The problem is, though, it's hard to see how combining a positive and negative linear vibration is going to lead to anything like Larson's rotational base. Even so, when we look at the mathematics, there appears to be no other way. The first postulate produces the rule 254 expansion, as the "nothing" that is perfect, from which everything that is imperfect proceeds. Just as with the counting numbers, there is a unique, ordered set of scalar magnitudes, and the fact that one can count up and down these discrete magnitudes is the most fundamental mathematical fact of algebra. This fact, and the one that says that given a number, there is always another number greater still, makes Larson's discovery of the true nature of space and time, the single most important correction to our understanding of the physical universe that has ever been offered mankind.

 

Nevertheless, it is our interpretation of the existing mathematics, our understanding of what they mean that is most important in developing the consequences mathematically. What does it mean that 1/2 and 2/1 are both produced by "direction" reversals from n/n and are inverses of one another, while at the same time 2 is four times as large as .5? We can easily multiply 1/2 times 2/1, to get 2/2 = 1, because we know that half of 2 is 1, while twice .5 is also 1, but how do we add them together as inverses of one another and get 1? Since when is +1 +(-1) = 0 also = 1? Yet, this is just what the speed-displacements are telling us: A rule 252 (1/2) added to a rule 238 (2/1), both generated from a rule 254 (n/n = 1/1) progression, through Larson's "direction" reversals, yields a 4/4 = 1/1 progression.

 

Of course, the next logical question, if we can answer the mathematical ones, is: What other combinations are possible, and how do they relate to Larson's rotational combinations?

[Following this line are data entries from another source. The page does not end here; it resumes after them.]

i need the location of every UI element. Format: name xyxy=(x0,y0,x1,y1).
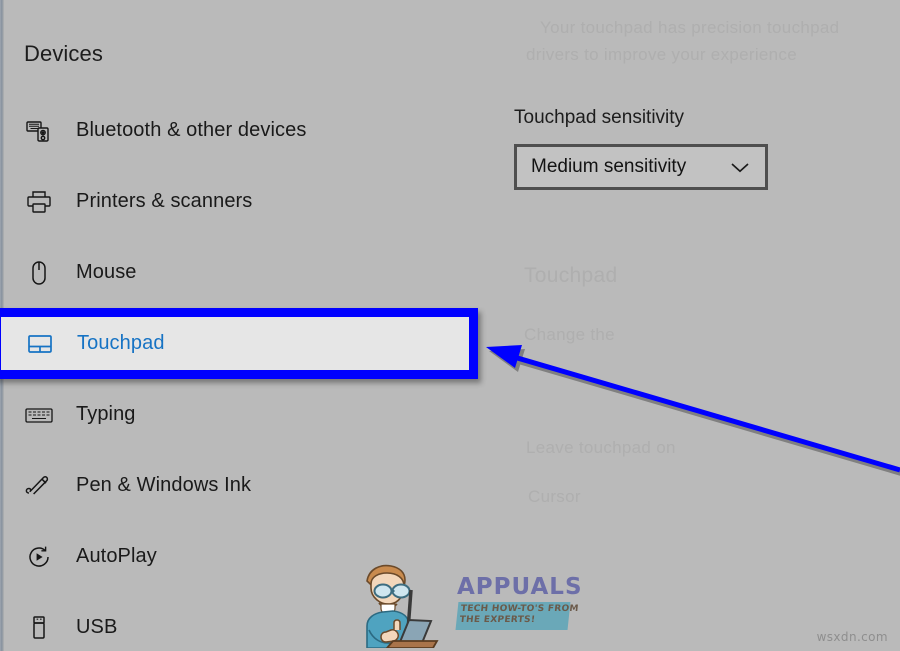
sidebar-item-label: Touchpad xyxy=(77,332,165,355)
ghost-text: Change the xyxy=(524,325,615,345)
touchpad-sensitivity-value: Medium sensitivity xyxy=(531,156,729,178)
sidebar-item-bluetooth[interactable]: Bluetooth & other devices xyxy=(0,95,478,166)
sidebar-item-typing[interactable]: Typing xyxy=(0,379,478,450)
sidebar-item-printers[interactable]: Printers & scanners xyxy=(0,166,478,237)
sidebar-item-label: AutoPlay xyxy=(76,545,157,568)
ghost-text: drivers to improve your experience xyxy=(526,45,797,65)
watermark-mascot-icon xyxy=(345,560,463,648)
sidebar-item-touchpad[interactable]: Touchpad xyxy=(0,308,478,379)
touchpad-icon xyxy=(25,329,55,359)
pen-icon xyxy=(24,471,54,501)
usb-icon xyxy=(24,613,54,643)
watermark-tagline-line-2: THE EXPERTS! xyxy=(459,615,566,626)
ghost-text: Your touchpad has precision touchpad xyxy=(540,18,839,38)
page-title: Devices xyxy=(24,41,103,67)
keyboard-icon xyxy=(24,400,54,430)
settings-detail-pane: Your touchpad has precision touchpad dri… xyxy=(512,0,900,651)
chevron-down-icon xyxy=(729,161,751,174)
sidebar-item-touchpad-slot: Touchpad xyxy=(0,308,478,379)
autoplay-icon xyxy=(24,542,54,572)
ghost-text: Cursor xyxy=(528,487,581,507)
ghost-text: Leave touchpad on xyxy=(526,438,676,458)
appuals-watermark: APPUALS TECH HOW-TO'S FROM THE EXPERTS! xyxy=(345,560,570,648)
printer-icon xyxy=(24,187,54,217)
sidebar-item-label: Pen & Windows Ink xyxy=(76,474,251,497)
watermark-text-block: APPUALS TECH HOW-TO'S FROM THE EXPERTS! xyxy=(457,576,569,630)
site-credit: wsxdn.com xyxy=(817,630,888,644)
bluetooth-devices-icon xyxy=(24,116,54,146)
watermark-tagline: TECH HOW-TO'S FROM THE EXPERTS! xyxy=(456,602,571,630)
mouse-icon xyxy=(24,258,54,288)
sidebar-item-pen[interactable]: Pen & Windows Ink xyxy=(0,450,478,521)
ghost-text: Touchpad xyxy=(524,264,617,288)
watermark-tagline-line-1: TECH HOW-TO'S FROM xyxy=(460,604,567,615)
sidebar-item-label: Bluetooth & other devices xyxy=(76,119,306,142)
sidebar-item-label: Typing xyxy=(76,403,136,426)
touchpad-sensitivity-heading: Touchpad sensitivity xyxy=(514,107,684,129)
sidebar-item-label: Printers & scanners xyxy=(76,190,252,213)
sidebar-item-mouse[interactable]: Mouse xyxy=(0,237,478,308)
settings-window: Devices Bluetooth & other devices xyxy=(0,0,900,651)
touchpad-sensitivity-select[interactable]: Medium sensitivity xyxy=(514,144,768,190)
watermark-brand: APPUALS xyxy=(457,576,569,599)
sidebar-item-label: USB xyxy=(76,616,117,639)
sidebar-item-label: Mouse xyxy=(76,261,137,284)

I won't be attempting to answer these questions here, except to note that it appears that the answer lies somewhere in the greatest challenge facing the LST community: How does mother nature seamlessly integrate discrete with continuous magnitudes? How do the continuous magnitudes of right lines and circles, in the science of geometry, relate to the discrete magnitudes of order of progression, in the science of algebra?

 

I may be a fool, but I would bet that Larson's genius and inspiration will yet prove to be the key to unlocking this mystery of the ages.